Cumhuriyetçi Millet Partisine oy veren Kırşehir ili'nin ilçe haline getirilmesine kadar sertleşiyor üstelik.
"Devlet Radyosu" siyasal amaçlara alet edilerek partizanca kullanılmaya başlanıyor...bunun içinde tek yanlı propaganda da var.
Seçim kampanyası dışında siyasal miting ve gösterilerin, yasaklanmasına kadar gitmiş otoriter tavır.
Meclis iç tüzüğü değiştirilerek muhalefetin sesi kısılmaya çalışılıyor,
Hatta Celal Bayar bunu "ince demokrasiye paydos" diyerek savunuyordu.
İstanbul ve Ankara'da çıkan öğrenci olaylarında yaklaşık 40 öğrencinin yaralanması,
İstanbul Ü. Öğrencisi Turan Emeksiz'in polis kurşunuyla öldürülmesi zincirin son halkasına getirmiş olayları.

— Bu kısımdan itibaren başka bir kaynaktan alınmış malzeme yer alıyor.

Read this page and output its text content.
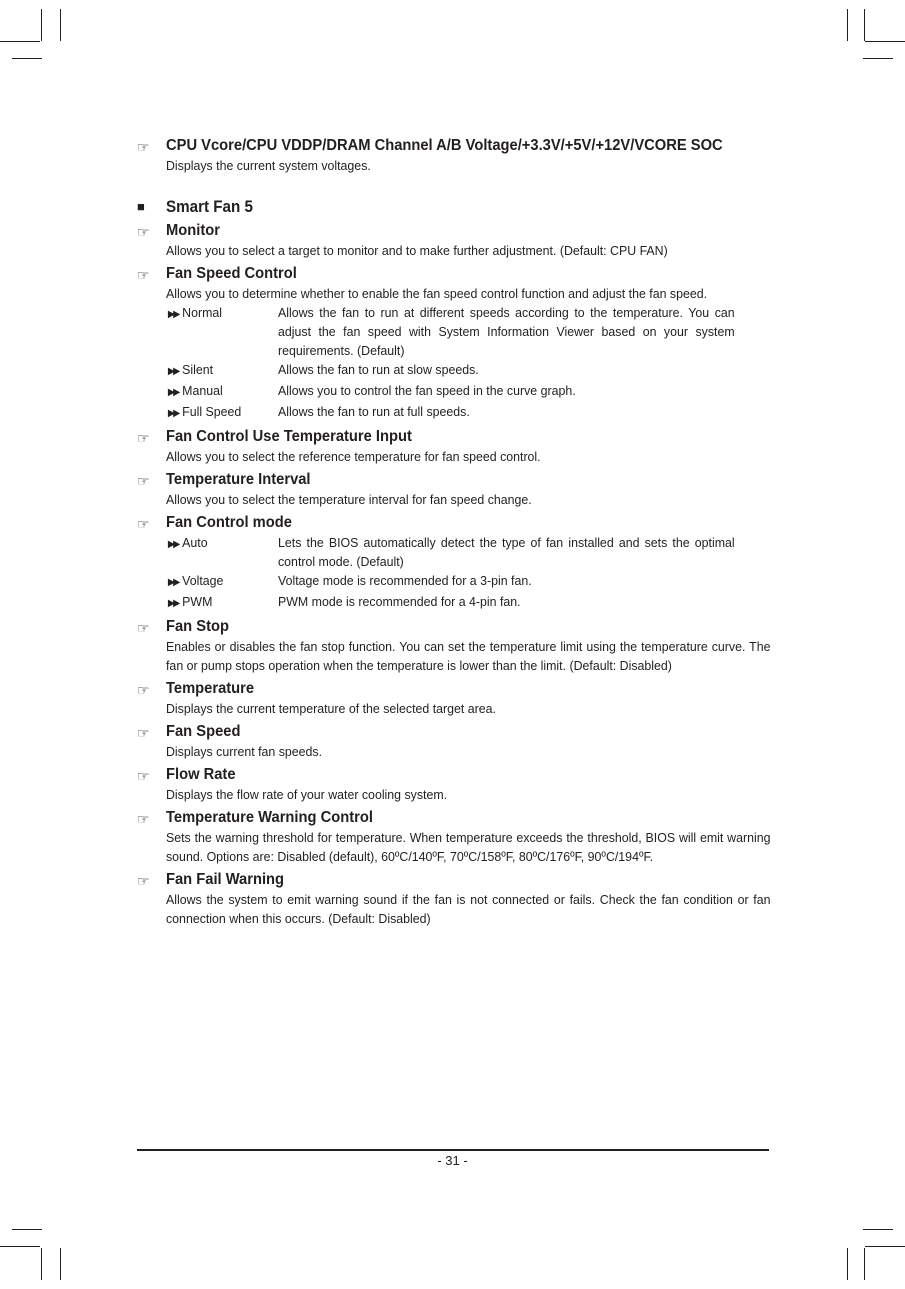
☞ CPU Vcore/CPU VDDP/DRAM Channel A/B Voltage/+3.3V/+5V/+12V/VCORE SOC

Displays the current system voltages.

■ Smart Fan 5

☞ Monitor

Allows you to select a target to monitor and to make further adjustment. (Default: CPU FAN)

☞ Fan Speed Control

Allows you to determine whether to enable the fan speed control function and adjust the fan speed.

▶▶ Normal	Allows the fan to run at different speeds according to the temperature. You can adjust the fan speed with System Information Viewer based on your system requirements. (Default)
▶▶ Silent	Allows the fan to run at slow speeds.
▶▶ Manual	Allows you to control the fan speed in the curve graph.
▶▶ Full Speed	Allows the fan to run at full speeds.
☞ Fan Control Use Temperature Input

Allows you to select the reference temperature for fan speed control.

☞ Temperature Interval

Allows you to select the temperature interval for fan speed change.

☞ Fan Control mode

▶▶ Auto	Lets the BIOS automatically detect the type of fan installed and sets the optimal control mode. (Default)
▶▶ Voltage	Voltage mode is recommended for a 3-pin fan.
▶▶ PWM	PWM mode is recommended for a 4-pin fan.
☞ Fan Stop

Enables or disables the fan stop function. You can set the temperature limit using the temperature curve. The fan or pump stops operation when the temperature is lower than the limit. (Default: Disabled)

☞ Temperature

Displays the current temperature of the selected target area.

☞ Fan Speed

Displays current fan speeds.

☞ Flow Rate

Displays the flow rate of your water cooling system.

☞ Temperature Warning Control

Sets the warning threshold for temperature. When temperature exceeds the threshold, BIOS will emit warning sound. Options are: Disabled (default), 60ºC/140ºF, 70ºC/158ºF, 80ºC/176ºF, 90ºC/194ºF.

☞ Fan Fail Warning

Allows the system to emit warning sound if the fan is not connected or fails. Check the fan condition or fan connection when this occurs. (Default: Disabled)

- 31 -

O günleri yaşayan çocuklar; Yassı adanın imara açılmasını protesto ederken, anılarını paylaşıyor ve yürüyüşümüz yargılamaların yapıldığı kapalı spor salonuna doğru devam ediyor. Kapıya kadar geldiğimizde, usulsüz yargılamalar karşısında durarak, bir gecede çıkarılan yasalara itiraz ederek; A. Menderes'i ve beraberindekileri yargılamak için girmiyoruz salona...yıllar sonra o yılları hiç görmemiş çocuklar, darbenin büyüttüğü yetişkinlerle, bir başka talana, "doğanın talanına" dur demek için giriyoruz.
Kapalı spor salonuna girerken sanki bir müzeye giriyormuşum gibi bir his doluyor içime,
Fakat kimsenin aklına "darbe müzesi" yapmak gelmemiş..."demokrasi adası" "demokrasi müzesi" olsun(!) diyebilmişler.

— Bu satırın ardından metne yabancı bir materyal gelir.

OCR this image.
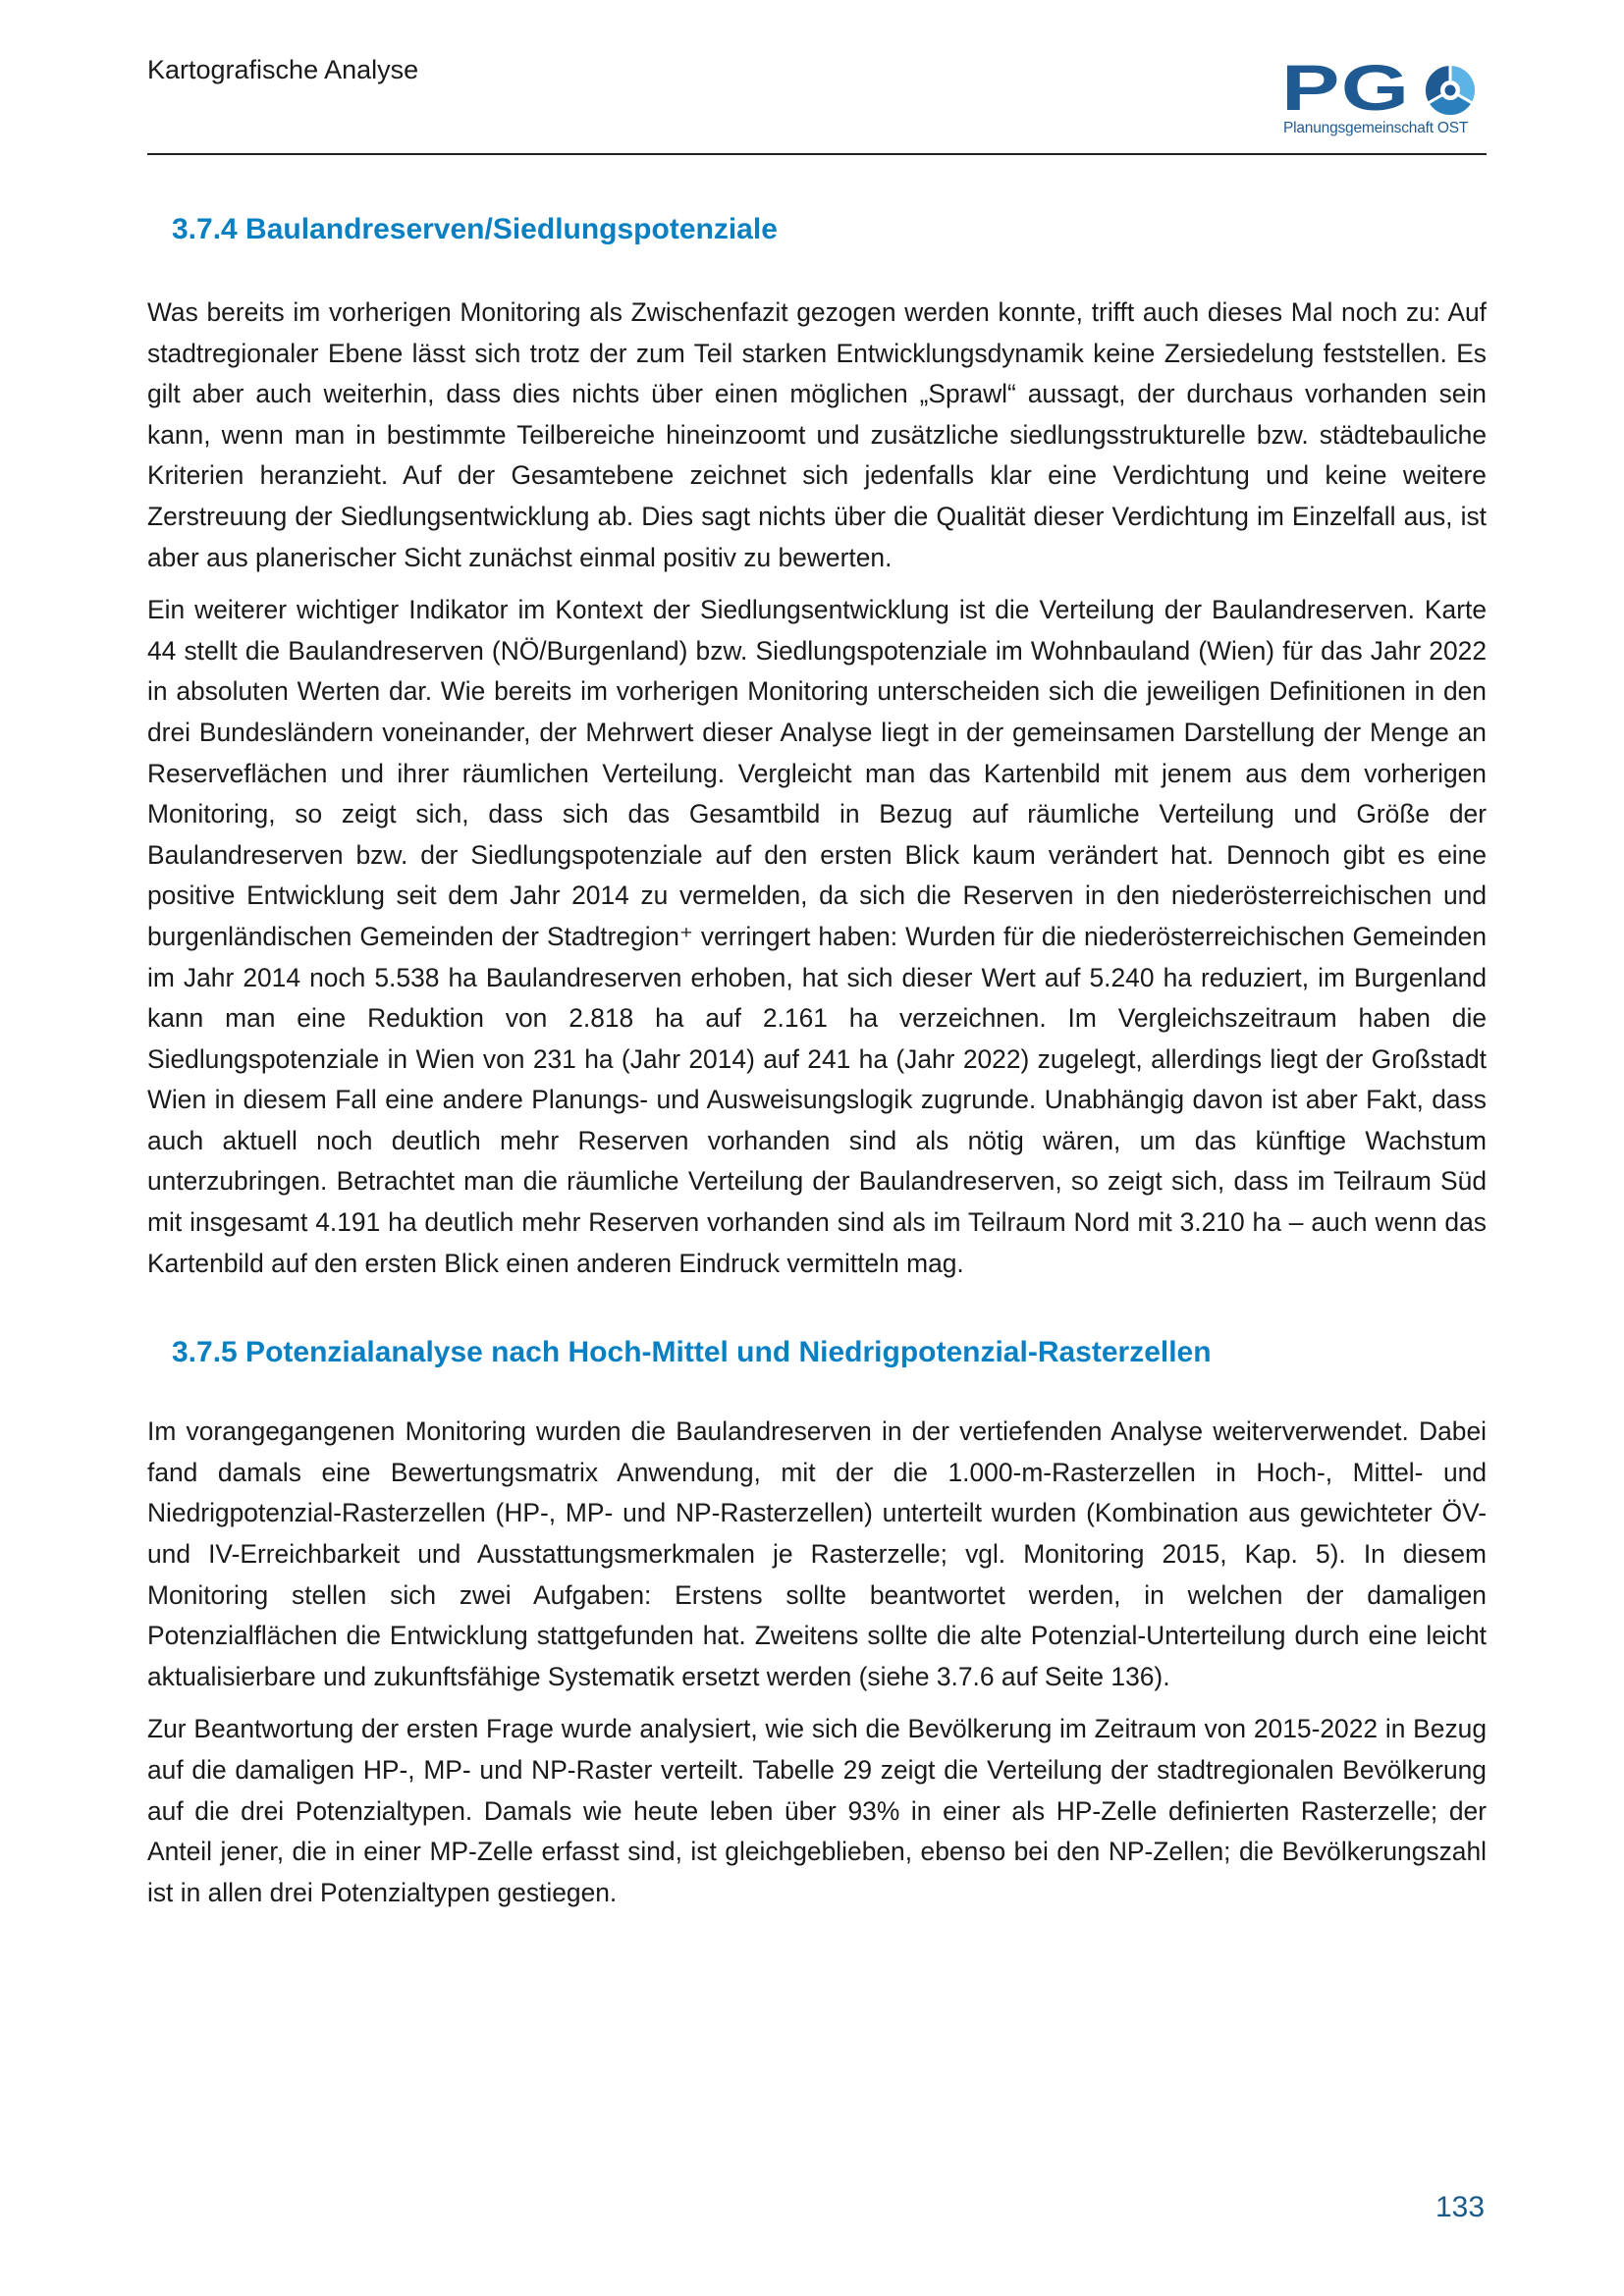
Kartografische Analyse	PG
Planungsgemeinschaft OST
3.7.4 Baulandreserven/Siedlungspotenziale

Was bereits im vorherigen Monitoring als Zwischenfazit gezogen werden konnte, trifft auch dieses Mal noch zu: Auf stadtregionaler Ebene lässt sich trotz der zum Teil starken Entwicklungsdynamik keine Zersiedelung feststellen. Es gilt aber auch weiterhin, dass dies nichts über einen möglichen „Sprawl“ aussagt, der durchaus vorhanden sein kann, wenn man in bestimmte Teilbereiche hineinzoomt und zusätzliche siedlungsstrukturelle bzw. städtebauliche Kriterien heranzieht. Auf der Gesamtebene zeichnet sich jedenfalls klar eine Verdichtung und keine weitere Zerstreuung der Siedlungsentwicklung ab. Dies sagt nichts über die Qualität dieser Verdichtung im Einzelfall aus, ist aber aus planerischer Sicht zunächst einmal positiv zu bewerten.

Ein weiterer wichtiger Indikator im Kontext der Siedlungsentwicklung ist die Verteilung der Baulandreserven. Karte 44 stellt die Baulandreserven (NÖ/Burgenland) bzw. Siedlungspotenziale im Wohnbauland (Wien) für das Jahr 2022 in absoluten Werten dar. Wie bereits im vorherigen Monitoring unterscheiden sich die jeweiligen Definitionen in den drei Bundesländern voneinander, der Mehrwert dieser Analyse liegt in der gemeinsamen Darstellung der Menge an Reserveflächen und ihrer räumlichen Verteilung. Vergleicht man das Kartenbild mit jenem aus dem vorherigen Monitoring, so zeigt sich, dass sich das Gesamtbild in Bezug auf räumliche Verteilung und Größe der Baulandreserven bzw. der Siedlungspotenziale auf den ersten Blick kaum verändert hat. Dennoch gibt es eine positive Entwicklung seit dem Jahr 2014 zu vermelden, da sich die Reserven in den niederösterreichischen und burgenländischen Gemeinden der Stadtregion⁺ verringert haben: Wurden für die niederösterreichischen Gemeinden im Jahr 2014 noch 5.538 ha Baulandreserven erhoben, hat sich dieser Wert auf 5.240 ha reduziert, im Burgenland kann man eine Reduktion von 2.818 ha auf 2.161 ha verzeichnen. Im Vergleichszeitraum haben die Siedlungspotenziale in Wien von 231 ha (Jahr 2014) auf 241 ha (Jahr 2022) zugelegt, allerdings liegt der Großstadt Wien in diesem Fall eine andere Planungs- und Ausweisungslogik zugrunde. Unabhängig davon ist aber Fakt, dass auch aktuell noch deutlich mehr Reserven vorhanden sind als nötig wären, um das künftige Wachstum unterzubringen. Betrachtet man die räumliche Verteilung der Baulandreserven, so zeigt sich, dass im Teilraum Süd mit insgesamt 4.191 ha deutlich mehr Reserven vorhanden sind als im Teilraum Nord mit 3.210 ha – auch wenn das Kartenbild auf den ersten Blick einen anderen Eindruck vermitteln mag.

3.7.5 Potenzialanalyse nach Hoch-Mittel und Niedrigpotenzial-Rasterzellen

Im vorangegangenen Monitoring wurden die Baulandreserven in der vertiefenden Analyse weiterverwendet. Dabei fand damals eine Bewertungsmatrix Anwendung, mit der die 1.000-m-Rasterzellen in Hoch-, Mittel- und Niedrigpotenzial-Rasterzellen (HP-, MP- und NP-Rasterzellen) unterteilt wurden (Kombination aus gewichteter ÖV- und IV-Erreichbarkeit und Ausstattungsmerkmalen je Rasterzelle; vgl. Monitoring 2015, Kap. 5). In diesem Monitoring stellen sich zwei Aufgaben: Erstens sollte beantwortet werden, in welchen der damaligen Potenzialflächen die Entwicklung stattgefunden hat. Zweitens sollte die alte Potenzial-Unterteilung durch eine leicht aktualisierbare und zukunftsfähige Systematik ersetzt werden (siehe 3.7.6 auf Seite 136).

Zur Beantwortung der ersten Frage wurde analysiert, wie sich die Bevölkerung im Zeitraum von 2015-2022 in Bezug auf die damaligen HP-, MP- und NP-Raster verteilt. Tabelle 29 zeigt die Verteilung der stadtregionalen Bevölkerung auf die drei Potenzialtypen. Damals wie heute leben über 93% in einer als HP-Zelle definierten Rasterzelle; der Anteil jener, die in einer MP-Zelle erfasst sind, ist gleichgeblieben, ebenso bei den NP-Zellen; die Bevölkerungszahl ist in allen drei Potenzialtypen gestiegen.

133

Yaşanan karanlığın üstünü "demokrasi" "özgürlük" kelimesiyle örtmeyi, şirin göstermeyi ne de güzel başarıyorlar.
Şimdi bu salonda halkın konuşacağı bir platform oluşuyor, üstelik kimseyi yargılamadan, doğrudan demokrasi pratiği yapılıp, fikirler konuşuluyor...ancak; yıllar önce bu salonda askerler, generaller, siyasiler vardı.
Zamanımızın gerilimi, akıl ve akıl dışılık arasında değil; güce karşı "fikri hür vicdanı hür" taraflar arasında... darbenin askeri olanına da sivil olanına da karşı durmada.
Tarihte yaşanan acı hatıraları bastığımız toprakta hissederek, hükümetlerin topluma eşit fırsatlar tanımasını arzu ederek..."sormayacaksın" ideolojisini sorular sorarak öldürmeliyiz... Haklılık avına çıkmadan, yeşilin talanına; insan kıyımına dur diyen herkese el sallayarak... "Adalara Sahip Çık!"